BY REV. H. STEPHEN SHOEMAKER
Today is the day we call Good Friday, and on this day we gathered by the old tree standing outside the Old Jail in Statesville. It was here where scaffoldings were erected to hang people in public executions.
We passed the Old Courthouse in front of which stands the Confederate monument. Early in the 20th century, during the Jim Crow era, more than 1,700 such monuments were erected around the nation, many in front of courthouses. Every Black person who entered these buildings was reminded of the unequal justice in the land. On the Confederate monument in Statesville are the words: “Our cause, though lost, still just.” So it is not just a memorial to those who died in the Civil War, but a defense of the Confederacy. It is a harsh reminder for many of our citizens of slavery’s history and legacy.
Many of the people hanged outside the Old Jail were Black persons. In 1878 a Black man was executed for raping a white woman. He was arrested, charged tried and hanged in short order. On the gallows, he exclaimed: “I am innocent of this charge.”

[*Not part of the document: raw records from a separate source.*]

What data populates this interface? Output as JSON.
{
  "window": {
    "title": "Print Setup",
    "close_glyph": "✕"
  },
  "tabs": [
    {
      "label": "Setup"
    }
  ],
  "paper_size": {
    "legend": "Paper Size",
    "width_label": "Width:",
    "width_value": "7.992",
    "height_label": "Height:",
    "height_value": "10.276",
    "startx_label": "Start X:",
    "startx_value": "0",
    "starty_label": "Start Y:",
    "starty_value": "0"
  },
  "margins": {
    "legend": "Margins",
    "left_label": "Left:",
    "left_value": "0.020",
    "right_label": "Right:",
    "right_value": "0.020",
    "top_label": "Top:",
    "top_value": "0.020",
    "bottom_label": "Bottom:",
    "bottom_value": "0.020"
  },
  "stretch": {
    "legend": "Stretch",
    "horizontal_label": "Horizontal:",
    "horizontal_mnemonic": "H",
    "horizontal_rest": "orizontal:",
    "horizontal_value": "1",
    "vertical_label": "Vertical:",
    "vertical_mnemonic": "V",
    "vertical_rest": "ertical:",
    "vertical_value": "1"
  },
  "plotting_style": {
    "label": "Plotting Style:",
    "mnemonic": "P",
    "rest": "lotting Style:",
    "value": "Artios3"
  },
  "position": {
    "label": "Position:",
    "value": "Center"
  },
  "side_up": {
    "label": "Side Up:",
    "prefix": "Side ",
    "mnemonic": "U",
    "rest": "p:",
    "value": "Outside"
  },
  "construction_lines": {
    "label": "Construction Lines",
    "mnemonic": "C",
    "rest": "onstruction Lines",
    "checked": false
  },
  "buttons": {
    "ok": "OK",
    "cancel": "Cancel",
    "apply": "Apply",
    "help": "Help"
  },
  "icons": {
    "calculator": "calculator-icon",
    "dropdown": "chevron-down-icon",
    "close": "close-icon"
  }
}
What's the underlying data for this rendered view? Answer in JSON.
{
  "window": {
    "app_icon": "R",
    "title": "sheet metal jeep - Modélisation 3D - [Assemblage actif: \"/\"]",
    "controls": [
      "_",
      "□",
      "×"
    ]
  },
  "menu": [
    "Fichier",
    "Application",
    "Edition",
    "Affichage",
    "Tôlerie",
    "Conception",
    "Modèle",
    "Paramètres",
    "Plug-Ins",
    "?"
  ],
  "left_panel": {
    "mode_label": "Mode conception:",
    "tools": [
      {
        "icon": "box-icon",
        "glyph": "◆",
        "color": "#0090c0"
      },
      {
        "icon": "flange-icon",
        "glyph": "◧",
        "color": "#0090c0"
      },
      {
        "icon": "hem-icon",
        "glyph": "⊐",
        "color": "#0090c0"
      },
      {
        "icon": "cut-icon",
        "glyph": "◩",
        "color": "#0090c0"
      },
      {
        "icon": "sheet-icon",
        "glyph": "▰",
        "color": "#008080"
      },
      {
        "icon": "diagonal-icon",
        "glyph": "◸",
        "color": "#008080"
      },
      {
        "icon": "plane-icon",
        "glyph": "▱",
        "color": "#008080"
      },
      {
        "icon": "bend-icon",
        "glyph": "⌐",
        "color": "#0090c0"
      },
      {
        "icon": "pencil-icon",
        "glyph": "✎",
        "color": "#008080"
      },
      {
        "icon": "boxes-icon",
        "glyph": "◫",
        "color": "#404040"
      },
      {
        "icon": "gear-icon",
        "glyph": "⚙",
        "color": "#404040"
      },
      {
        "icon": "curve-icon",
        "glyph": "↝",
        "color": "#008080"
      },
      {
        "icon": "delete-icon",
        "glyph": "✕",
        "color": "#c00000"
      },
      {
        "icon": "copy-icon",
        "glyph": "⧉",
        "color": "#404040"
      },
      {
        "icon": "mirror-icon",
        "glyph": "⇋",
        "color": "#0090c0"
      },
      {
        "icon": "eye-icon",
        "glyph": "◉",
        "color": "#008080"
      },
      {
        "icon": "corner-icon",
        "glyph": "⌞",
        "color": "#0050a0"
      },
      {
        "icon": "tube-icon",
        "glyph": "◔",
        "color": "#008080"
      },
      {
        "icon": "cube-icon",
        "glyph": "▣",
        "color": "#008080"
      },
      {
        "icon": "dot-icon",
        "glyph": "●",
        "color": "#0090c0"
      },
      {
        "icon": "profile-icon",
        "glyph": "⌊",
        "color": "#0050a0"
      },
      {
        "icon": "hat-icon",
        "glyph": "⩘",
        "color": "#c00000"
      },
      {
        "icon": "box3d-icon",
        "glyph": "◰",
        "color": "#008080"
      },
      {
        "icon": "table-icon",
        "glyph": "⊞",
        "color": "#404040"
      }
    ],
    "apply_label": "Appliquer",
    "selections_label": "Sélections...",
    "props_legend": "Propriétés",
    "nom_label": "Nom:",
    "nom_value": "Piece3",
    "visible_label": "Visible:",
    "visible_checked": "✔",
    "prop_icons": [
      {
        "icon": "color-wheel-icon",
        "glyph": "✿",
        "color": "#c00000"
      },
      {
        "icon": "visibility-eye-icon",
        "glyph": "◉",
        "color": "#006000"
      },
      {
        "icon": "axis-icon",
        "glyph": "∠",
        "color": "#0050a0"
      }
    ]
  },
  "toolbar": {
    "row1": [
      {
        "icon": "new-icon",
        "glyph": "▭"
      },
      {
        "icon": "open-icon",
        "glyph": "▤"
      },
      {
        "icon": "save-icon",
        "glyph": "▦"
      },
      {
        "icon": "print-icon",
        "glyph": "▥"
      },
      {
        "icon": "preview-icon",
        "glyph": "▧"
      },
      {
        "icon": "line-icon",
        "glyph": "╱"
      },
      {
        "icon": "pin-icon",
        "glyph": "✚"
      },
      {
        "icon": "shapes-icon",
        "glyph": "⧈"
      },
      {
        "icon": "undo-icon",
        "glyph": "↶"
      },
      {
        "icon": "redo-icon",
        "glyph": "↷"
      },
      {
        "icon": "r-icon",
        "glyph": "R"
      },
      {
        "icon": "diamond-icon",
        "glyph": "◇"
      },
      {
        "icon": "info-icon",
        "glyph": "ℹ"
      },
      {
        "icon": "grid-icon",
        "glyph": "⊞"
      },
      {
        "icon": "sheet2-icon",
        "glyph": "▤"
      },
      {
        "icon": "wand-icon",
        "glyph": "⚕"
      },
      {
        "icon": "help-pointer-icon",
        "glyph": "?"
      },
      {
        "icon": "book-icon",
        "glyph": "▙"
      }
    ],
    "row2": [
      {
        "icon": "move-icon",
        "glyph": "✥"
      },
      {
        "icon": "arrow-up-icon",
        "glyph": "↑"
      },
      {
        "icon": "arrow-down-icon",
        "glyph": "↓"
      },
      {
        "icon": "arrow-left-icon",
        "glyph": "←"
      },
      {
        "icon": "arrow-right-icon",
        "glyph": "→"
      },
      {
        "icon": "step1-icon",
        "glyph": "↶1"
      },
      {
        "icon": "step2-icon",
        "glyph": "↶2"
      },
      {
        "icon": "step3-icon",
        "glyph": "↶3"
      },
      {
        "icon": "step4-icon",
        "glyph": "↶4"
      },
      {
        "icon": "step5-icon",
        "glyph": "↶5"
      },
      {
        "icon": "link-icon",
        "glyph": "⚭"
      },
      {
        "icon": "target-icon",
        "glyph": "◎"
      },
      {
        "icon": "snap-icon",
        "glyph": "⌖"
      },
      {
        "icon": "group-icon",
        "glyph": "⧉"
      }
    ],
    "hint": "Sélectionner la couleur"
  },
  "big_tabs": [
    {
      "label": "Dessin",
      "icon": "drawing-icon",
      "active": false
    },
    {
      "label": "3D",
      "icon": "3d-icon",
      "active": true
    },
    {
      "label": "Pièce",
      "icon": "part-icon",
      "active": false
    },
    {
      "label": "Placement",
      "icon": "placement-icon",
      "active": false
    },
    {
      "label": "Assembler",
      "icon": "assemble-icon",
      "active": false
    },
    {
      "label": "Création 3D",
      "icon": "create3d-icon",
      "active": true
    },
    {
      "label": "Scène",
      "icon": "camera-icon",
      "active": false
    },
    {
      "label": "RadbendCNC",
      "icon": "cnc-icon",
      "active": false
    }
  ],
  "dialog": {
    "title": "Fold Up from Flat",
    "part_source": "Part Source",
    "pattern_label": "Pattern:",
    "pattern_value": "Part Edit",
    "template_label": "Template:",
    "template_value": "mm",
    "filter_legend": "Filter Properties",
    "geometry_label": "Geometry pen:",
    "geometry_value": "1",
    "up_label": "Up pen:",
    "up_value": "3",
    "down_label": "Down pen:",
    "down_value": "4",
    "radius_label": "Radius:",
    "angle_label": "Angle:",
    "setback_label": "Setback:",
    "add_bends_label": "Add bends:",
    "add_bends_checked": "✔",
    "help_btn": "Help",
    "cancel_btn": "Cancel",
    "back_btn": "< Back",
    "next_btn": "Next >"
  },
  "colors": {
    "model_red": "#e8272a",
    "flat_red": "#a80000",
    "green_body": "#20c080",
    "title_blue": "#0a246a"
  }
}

The last public hanging was 25 years later in 1903. The condemned was also a Black man accused of killing a white woman who lived near Cool Springs. His arrest, trial, conviction and hanging happened over a 24-hour period, about the same length of time it took for Jesus’ arrest, trial, conviction and death on the Roman cross. When this man was hanged, raucous crowds gathered in the streets and on the rooftops of nearby buildings to watch. The crowd tore down the curtain that was put up to hide him while he died so they could watch him die.
Of course, lynchings happened too during the Jim Crow era. We have the names of over 6,000 individuals who died by this extra-legal but publicly sanctioned form of execution. Some were women and children. Records show the names of three who were lynched in our county. The local NAACP has been awarded a grant to memorialize these horrid deaths. Throughout the South lynchings were public spectacles, half circus and half revival. Hymns were sung. Parents brought children with picnic baskets. Photos of the hanged were made and sold as souvenirs.
On this day of Crucifixion we must not disconnect the death of Jesus from what Salvadoran martyr Ignacio Ellacuria calls “the crucified peoples of history.” Looking at our own nation’s past, theologian James Cone, in his last book before his death, places the Lynching Tree alongside the Cross. On this day and on this soil the Cross and the Lynching Tree are inextricably entwined. At the Cross, Jesus placed his life alongside the suffering of the innocent and the crucified peoples of the world.
When Jesus was dying on the cross in his public execution, he said words that have changed lives and the life of the world. Praying, he said, “Father, forgive them, for they know not what they do.” That forgiveness has flowed ever since, and to us all, none of us ever knowing the full extent of our wrongs and the harm we have done. It flows anyway, and a forgiveness movement and forgiveness community began that day.
It is this “Father, Forgive,” that redeems this day, and why we can call this day “good.”
Rev. H. Stephen Shoemaker is pastor of Grace Baptist Church in Statesville.